丸セパ 即納 共栄製作所株式会社のホーム > 共栄ニュース > 共栄ニュース 2017年8月号 -第322号-

「たのみ」の季節

 

京都新聞の1面コラム「凡語」は、こんな書き出しで始まっていた。「盛夏なのに、絽(ろ)の黒紋付き姿の彼女たちはどこか涼しげに映る。八月朔日(ついたち)のきょうは『八朔』(はっさく)。京都市東山区の祇園町では、正装の芸舞妓が芸事の師匠やお茶屋をあいさつに回り、日ごろの感謝を伝える。『相変わりませず、おたのもうします』」

 八月朔日、略して「八朔」と称されるこの行事は、かつては旧暦8月1日、現在の9月上旬、つまり初秋に行われていた。早稲種の穂が出る時期に五穀豊穣を祈る―すなわち「田の実を祈る」行事が「頼み」に転じ、日頃、頼み=お世話になっている方々に土産を携えて挨拶に出向く日になった。祇園だけでなく茶の世界でもこの日、道具を作る職家が宗家へ挨拶に赴く。この習わしが「中元」の起源になったとの説もある。

 徳川家康が江戸城に入城したのも、天正18(1950)年八月朔日。その後260余年にわたる江戸幕府の歴史を拓く記念の日になった。主従関係を重んじた家康は、「たのみ」「たのむ」に関わりのあるこの日を、あえて選んで江戸城に入ったとされ、江戸幕府は以後、「八朔」を正月に次ぐ大事な祝日にした。

 「人の一生は重荷を負うて遠き道を行くがごとし。急ぐべからず」で知られる家康の遺訓には、自身を律する言葉が多い。▽得意絶頂の時こそ隙ができることを知れ ▽及ばざるは過ぎたるより勝れり ▽戦いでは強いものが勝つ。辛抱の強い者が 

▽世に恐ろしいのは勇者ではなく、臆病者だ ▽堪忍は無事長久の基。怒りは敵だと思え—-等々。勝って驕らず、家臣の扱いに格別の意を用いたとされる。

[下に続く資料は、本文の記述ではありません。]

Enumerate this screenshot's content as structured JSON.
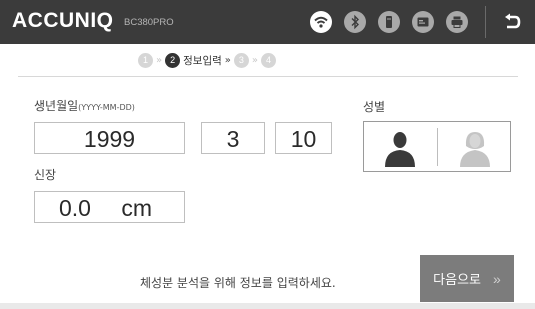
{
  "header": {
    "logo": "ACCUNIQ",
    "model": "BC380PRO",
    "icons": [
      "wifi-icon",
      "bluetooth-icon",
      "usb-icon",
      "card-icon",
      "printer-icon"
    ],
    "back_icon": "return-icon"
  },
  "steps": {
    "items": [
      "1",
      "2",
      "3",
      "4"
    ],
    "active_index": 1,
    "active_label": "정보입력",
    "separator": "»"
  },
  "form": {
    "birth_label": "생년월일",
    "birth_format": "(YYYY-MM-DD)",
    "year": "1999",
    "month": "3",
    "day": "10",
    "height_label": "신장",
    "height_value": "0.0",
    "height_unit": "cm",
    "gender_label": "성별",
    "gender_options": [
      "male",
      "female"
    ],
    "gender_selected": "male"
  },
  "footer": {
    "message": "체성분 분석을 위해 정보를 입력하세요.",
    "next_label": "다음으로",
    "next_chevron": "»"
  },
  "colors": {
    "header_bg": "#3b3b3b",
    "next_bg": "#7c7c7c",
    "active_step": "#333333",
    "inactive_step": "#d6d6d6"
  }
}
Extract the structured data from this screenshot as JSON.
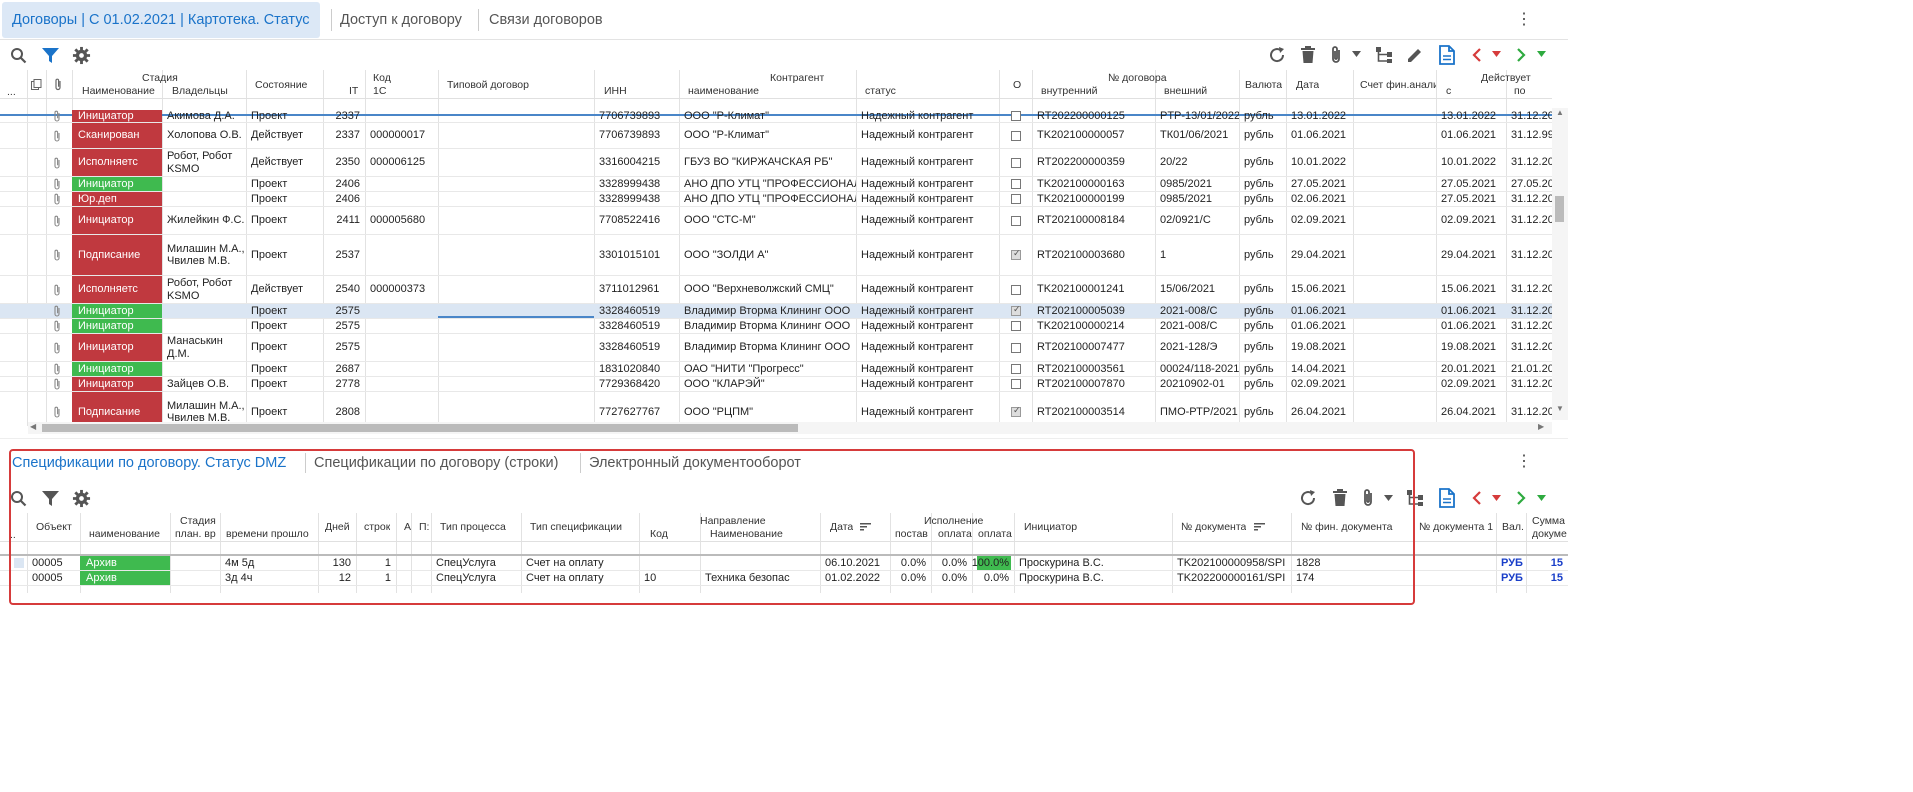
{
  "top_tabs": [
    {
      "label": "Договоры | С 01.02.2021 | Картотека. Статус",
      "active": true
    },
    {
      "label": "Доступ к договору",
      "active": false
    },
    {
      "label": "Связи договоров",
      "active": false
    }
  ],
  "top_grid": {
    "headers": {
      "stage_group": "Стадия",
      "stage_name": "Наименование",
      "owners": "Владельцы",
      "state": "Состояние",
      "code_group": "Код",
      "code_it": "IT",
      "code_1c": "1С",
      "typical": "Типовой договор",
      "counterparty_group": "Контрагент",
      "inn": "ИНН",
      "cp_name": "наименование",
      "cp_status": "статус",
      "o": "О",
      "contract_no_group": "№ договора",
      "internal": "внутренний",
      "external": "внешний",
      "currency": "Валюта",
      "date": "Дата",
      "fin_account": "Счет фин.анали",
      "valid_group": "Действует",
      "from": "с",
      "to": "по",
      "dots": "..."
    },
    "rows": [
      {
        "stage": "Инициатор",
        "stage_color": "red",
        "owners": "Акимова Д.А.",
        "state": "Проект",
        "it": "2337",
        "c1": "",
        "inn": "7706739893",
        "name": "ООО \"Р-Климат\"",
        "status": "Надежный контрагент",
        "o": false,
        "internal": "RT202200000125",
        "external": "PTP-13/01/2022",
        "currency": "рубль",
        "date": "13.01.2022",
        "from": "13.01.2022",
        "to": "31.12.20"
      },
      {
        "stage": "Сканирован",
        "stage_color": "red",
        "owners": "Холопова О.В.",
        "state": "Действует",
        "it": "2337",
        "c1": "000000017",
        "inn": "7706739893",
        "name": "ООО \"Р-Климат\"",
        "status": "Надежный контрагент",
        "o": false,
        "internal": "TK202100000057",
        "external": "ТК01/06/2021",
        "currency": "рубль",
        "date": "01.06.2021",
        "from": "01.06.2021",
        "to": "31.12.99"
      },
      {
        "stage": "Исполняетс",
        "stage_color": "red",
        "owners": "Робот, Робот KSMO",
        "state": "Действует",
        "it": "2350",
        "c1": "000006125",
        "inn": "3316004215",
        "name": "ГБУЗ ВО \"КИРЖАЧСКАЯ РБ\"",
        "status": "Надежный контрагент",
        "o": false,
        "internal": "RT202200000359",
        "external": "20/22",
        "currency": "рубль",
        "date": "10.01.2022",
        "from": "10.01.2022",
        "to": "31.12.20"
      },
      {
        "stage": "Инициатор",
        "stage_color": "green",
        "owners": "",
        "state": "Проект",
        "it": "2406",
        "c1": "",
        "inn": "3328999438",
        "name": "АНО ДПО УТЦ \"ПРОФЕССИОНАЛ",
        "status": "Надежный контрагент",
        "o": false,
        "internal": "TK202100000163",
        "external": "0985/2021",
        "currency": "рубль",
        "date": "27.05.2021",
        "from": "27.05.2021",
        "to": "27.05.20"
      },
      {
        "stage": "Юр.деп",
        "stage_color": "red",
        "owners": "",
        "state": "Проект",
        "it": "2406",
        "c1": "",
        "inn": "3328999438",
        "name": "АНО ДПО УТЦ \"ПРОФЕССИОНАЛ",
        "status": "Надежный контрагент",
        "o": false,
        "internal": "TK202100000199",
        "external": "0985/2021",
        "currency": "рубль",
        "date": "02.06.2021",
        "from": "27.05.2021",
        "to": "31.12.20"
      },
      {
        "stage": "Инициатор",
        "stage_color": "red",
        "owners": "Жилейкин Ф.С.",
        "state": "Проект",
        "it": "2411",
        "c1": "000005680",
        "inn": "7708522416",
        "name": "ООО \"СТС-М\"",
        "status": "Надежный контрагент",
        "o": false,
        "internal": "RT202100008184",
        "external": "02/0921/С",
        "currency": "рубль",
        "date": "02.09.2021",
        "from": "02.09.2021",
        "to": "31.12.20"
      },
      {
        "stage": "Подписание",
        "stage_color": "red",
        "owners": "Милашин М.А., Чвилев М.В.",
        "state": "Проект",
        "it": "2537",
        "c1": "",
        "inn": "3301015101",
        "name": "ООО \"ЗОЛДИ А\"",
        "status": "Надежный контрагент",
        "o": true,
        "internal": "RT202100003680",
        "external": "1",
        "currency": "рубль",
        "date": "29.04.2021",
        "from": "29.04.2021",
        "to": "31.12.20"
      },
      {
        "stage": "Исполняетс",
        "stage_color": "red",
        "owners": "Робот, Робот KSMO",
        "state": "Действует",
        "it": "2540",
        "c1": "000000373",
        "inn": "3711012961",
        "name": "ООО \"Верхневолжский СМЦ\"",
        "status": "Надежный контрагент",
        "o": false,
        "internal": "TK202100001241",
        "external": "15/06/2021",
        "currency": "рубль",
        "date": "15.06.2021",
        "from": "15.06.2021",
        "to": "31.12.20"
      },
      {
        "stage": "Инициатор",
        "stage_color": "green",
        "owners": "",
        "state": "Проект",
        "it": "2575",
        "c1": "",
        "inn": "3328460519",
        "name": "Владимир Вторма Клининг ООО",
        "status": "Надежный контрагент",
        "o": true,
        "internal": "RT202100005039",
        "external": "2021-008/С",
        "currency": "рубль",
        "date": "01.06.2021",
        "from": "01.06.2021",
        "to": "31.12.20",
        "selected": true
      },
      {
        "stage": "Инициатор",
        "stage_color": "green",
        "owners": "",
        "state": "Проект",
        "it": "2575",
        "c1": "",
        "inn": "3328460519",
        "name": "Владимир Вторма Клининг ООО",
        "status": "Надежный контрагент",
        "o": false,
        "internal": "TK202100000214",
        "external": "2021-008/С",
        "currency": "рубль",
        "date": "01.06.2021",
        "from": "01.06.2021",
        "to": "31.12.20"
      },
      {
        "stage": "Инициатор",
        "stage_color": "red",
        "owners": "Манаськин Д.М.",
        "state": "Проект",
        "it": "2575",
        "c1": "",
        "inn": "3328460519",
        "name": "Владимир Вторма Клининг ООО",
        "status": "Надежный контрагент",
        "o": false,
        "internal": "RT202100007477",
        "external": "2021-128/Э",
        "currency": "рубль",
        "date": "19.08.2021",
        "from": "19.08.2021",
        "to": "31.12.20"
      },
      {
        "stage": "Инициатор",
        "stage_color": "green",
        "owners": "",
        "state": "Проект",
        "it": "2687",
        "c1": "",
        "inn": "1831020840",
        "name": "ОАО \"НИТИ \"Прогресс\"",
        "status": "Надежный контрагент",
        "o": false,
        "internal": "RT202100003561",
        "external": "00024/118-2021",
        "currency": "рубль",
        "date": "14.04.2021",
        "from": "20.01.2021",
        "to": "21.01.20"
      },
      {
        "stage": "Инициатор",
        "stage_color": "red",
        "owners": "Зайцев О.В.",
        "state": "Проект",
        "it": "2778",
        "c1": "",
        "inn": "7729368420",
        "name": "ООО \"КЛАРЭЙ\"",
        "status": "Надежный контрагент",
        "o": false,
        "internal": "RT202100007870",
        "external": "20210902-01",
        "currency": "рубль",
        "date": "02.09.2021",
        "from": "02.09.2021",
        "to": "31.12.20"
      },
      {
        "stage": "Подписание",
        "stage_color": "red",
        "owners": "Милашин М.А., Чвилев М.В.",
        "state": "Проект",
        "it": "2808",
        "c1": "",
        "inn": "7727627767",
        "name": "ООО \"РЦПМ\"",
        "status": "Надежный контрагент",
        "o": true,
        "internal": "RT202100003514",
        "external": "ПМО-РТР/2021",
        "currency": "рубль",
        "date": "26.04.2021",
        "from": "26.04.2021",
        "to": "31.12.20"
      }
    ]
  },
  "bottom_tabs": [
    {
      "label": "Спецификации по договору. Статус DMZ",
      "active": true
    },
    {
      "label": "Спецификации по договору (строки)",
      "active": false
    },
    {
      "label": "Электронный документооборот",
      "active": false
    }
  ],
  "bottom_grid": {
    "headers": {
      "dots": "..",
      "object": "Объект",
      "stage_group": "Стадия",
      "stage_name": "наименование",
      "plan": "план. вр",
      "time_passed": "времени прошло",
      "days": "Дней",
      "rows": "строк",
      "a": "А",
      "p": "П:",
      "process_type": "Тип процесса",
      "spec_type": "Тип спецификации",
      "direction_group": "Направление",
      "dir_code": "Код",
      "dir_name": "Наименование",
      "date": "Дата",
      "exec_group": "Исполнение",
      "supply": "постав",
      "payment": "оплата",
      "payment2": "оплата",
      "initiator": "Инициатор",
      "doc_no": "№ документа",
      "fin_doc_no": "№ фин. документа",
      "doc_no_1": "№ документа 1",
      "cur": "Вал.",
      "sum": "Сумма докуме"
    },
    "rows": [
      {
        "object": "00005",
        "stage": "Архив",
        "time_passed": "4м 5д",
        "days": "130",
        "rows": "1",
        "process_type": "СпецУслуга",
        "spec_type": "Счет на оплату",
        "dir_code": "",
        "dir_name": "",
        "date": "06.10.2021",
        "supply": "0.0%",
        "payment": "0.0%",
        "payment2": "100.0%",
        "payment2_green": true,
        "initiator": "Проскурина В.С.",
        "doc_no": "TK202100000958/SPI",
        "fin_doc_no": "1828",
        "cur": "РУБ",
        "sum": "15"
      },
      {
        "object": "00005",
        "stage": "Архив",
        "time_passed": "3д 4ч",
        "days": "12",
        "rows": "1",
        "process_type": "СпецУслуга",
        "spec_type": "Счет на оплату",
        "dir_code": "10",
        "dir_name": "Техника безопас",
        "date": "01.02.2022",
        "supply": "0.0%",
        "payment": "0.0%",
        "payment2": "0.0%",
        "payment2_green": false,
        "initiator": "Проскурина В.С.",
        "doc_no": "TK202200000161/SPI",
        "fin_doc_no": "174",
        "cur": "РУБ",
        "sum": "15"
      }
    ]
  },
  "icons": {
    "search": "search-icon",
    "filter": "filter-icon",
    "settings": "gear-icon",
    "refresh": "refresh-icon",
    "delete": "trash-icon",
    "attach": "paperclip-icon",
    "hierarchy": "hierarchy-icon",
    "edit": "pencil-icon",
    "document": "document-icon",
    "prev": "chevron-left-icon",
    "next": "chevron-right-icon"
  },
  "colors": {
    "accent": "#1a73c9",
    "stage_red": "#c0393f",
    "stage_green": "#3fba4f",
    "nav_red": "#d63b3b",
    "nav_green": "#2eaa3f",
    "highlight_frame": "#d63b3b"
  }
}
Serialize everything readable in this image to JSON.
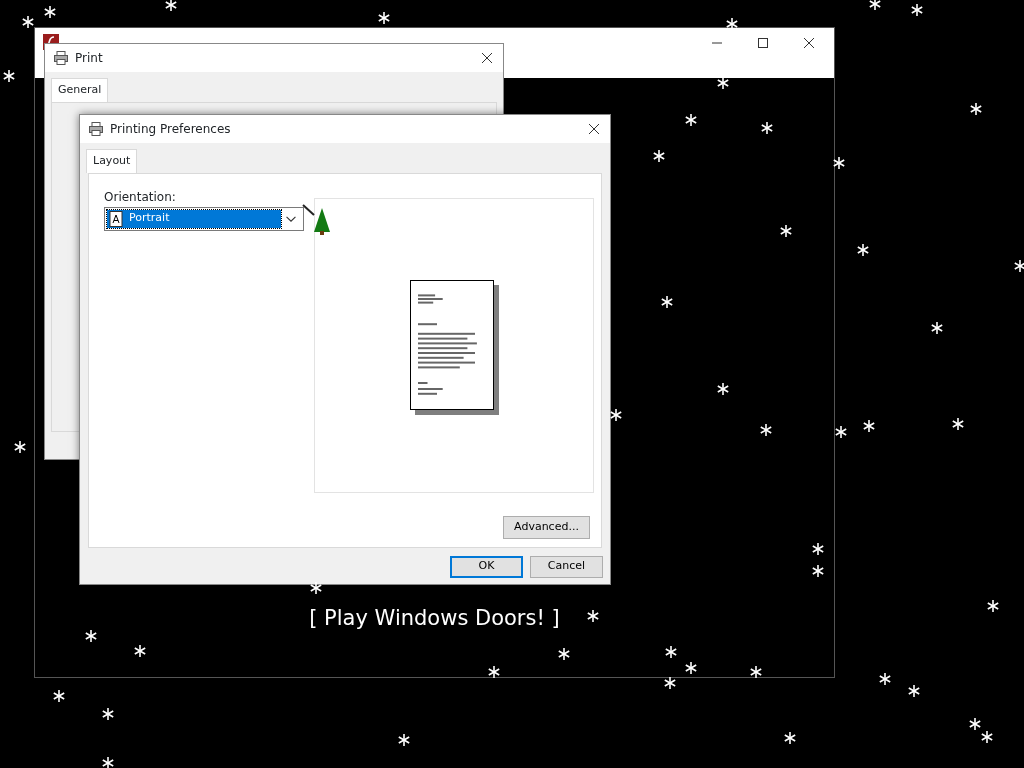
{
  "flash_window": {
    "caption": "[ Play Windows Doors! ]"
  },
  "print_dialog": {
    "title": "Print",
    "tabs": [
      {
        "label": "General",
        "selected": true
      }
    ]
  },
  "preferences_dialog": {
    "title": "Printing Preferences",
    "tabs": [
      {
        "label": "Layout",
        "selected": true
      }
    ],
    "orientation": {
      "label": "Orientation:",
      "value": "Portrait",
      "focused": true
    },
    "advanced_button": "Advanced...",
    "buttons": [
      {
        "label": "OK",
        "default": true
      },
      {
        "label": "Cancel",
        "default": false
      }
    ]
  }
}
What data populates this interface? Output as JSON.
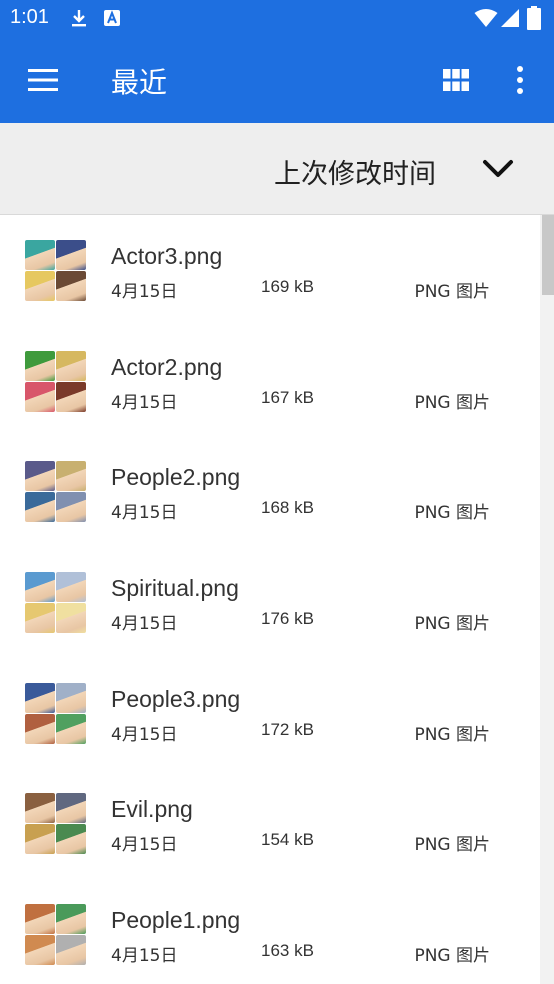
{
  "status_bar": {
    "time": "1:01",
    "icons": [
      "download-icon",
      "a-box-icon",
      "wifi-icon",
      "cell-signal-icon",
      "battery-icon"
    ]
  },
  "app_bar": {
    "title": "最近",
    "icons": [
      "menu-icon",
      "grid-view-icon",
      "more-vert-icon"
    ],
    "color": "#1e6fe0"
  },
  "sort": {
    "label": "上次修改时间",
    "icon": "chevron-down-icon"
  },
  "files": [
    {
      "name": "Actor3.png",
      "date": "4月15日",
      "size": "169 kB",
      "type": "PNG 图片",
      "colors": [
        "#3aa6a0",
        "#3b4e8a",
        "#e6c860",
        "#6b4a35"
      ]
    },
    {
      "name": "Actor2.png",
      "date": "4月15日",
      "size": "167 kB",
      "type": "PNG 图片",
      "colors": [
        "#3f9a3c",
        "#d6b860",
        "#d8566a",
        "#7a3a2a"
      ]
    },
    {
      "name": "People2.png",
      "date": "4月15日",
      "size": "168 kB",
      "type": "PNG 图片",
      "colors": [
        "#5a5a8a",
        "#c8b070",
        "#3a6a9a",
        "#8090b0"
      ]
    },
    {
      "name": "Spiritual.png",
      "date": "4月15日",
      "size": "176 kB",
      "type": "PNG 图片",
      "colors": [
        "#5a9ad0",
        "#b0c0d8",
        "#e6c870",
        "#f0e0a0"
      ]
    },
    {
      "name": "People3.png",
      "date": "4月15日",
      "size": "172 kB",
      "type": "PNG 图片",
      "colors": [
        "#3a5a9a",
        "#a0b0c8",
        "#b06040",
        "#50a060"
      ]
    },
    {
      "name": "Evil.png",
      "date": "4月15日",
      "size": "154 kB",
      "type": "PNG 图片",
      "colors": [
        "#8a6040",
        "#606880",
        "#c8a050",
        "#4a8a50"
      ]
    },
    {
      "name": "People1.png",
      "date": "4月15日",
      "size": "163 kB",
      "type": "PNG 图片",
      "colors": [
        "#c07040",
        "#4a9a5a",
        "#d08a50",
        "#b0b0b0"
      ]
    }
  ]
}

 こんな逸話も残る。秀吉の前で諸大名が、自分が持っている宝物自慢をしていた時のこと。秀吉から「おぬしの宝物は何か」と尋ねられた家康は、こう答えたそうだ。「私にはこれといった宝物はありません。ただ、三河には、私のために命を賭けてくれるという武士が500騎ほど。これが、何物にも代え難い私の自慢です」家臣が聞いたら、ますます主君に忠義を尽くして働こうと思うに違いあるまい。

現代社会でも、時に「頼み」あるいは「頼まれる」ことも多々ある。互いにそれを受容する寛大な心があってこそ、組織や社会は難局を乗り越えることができる。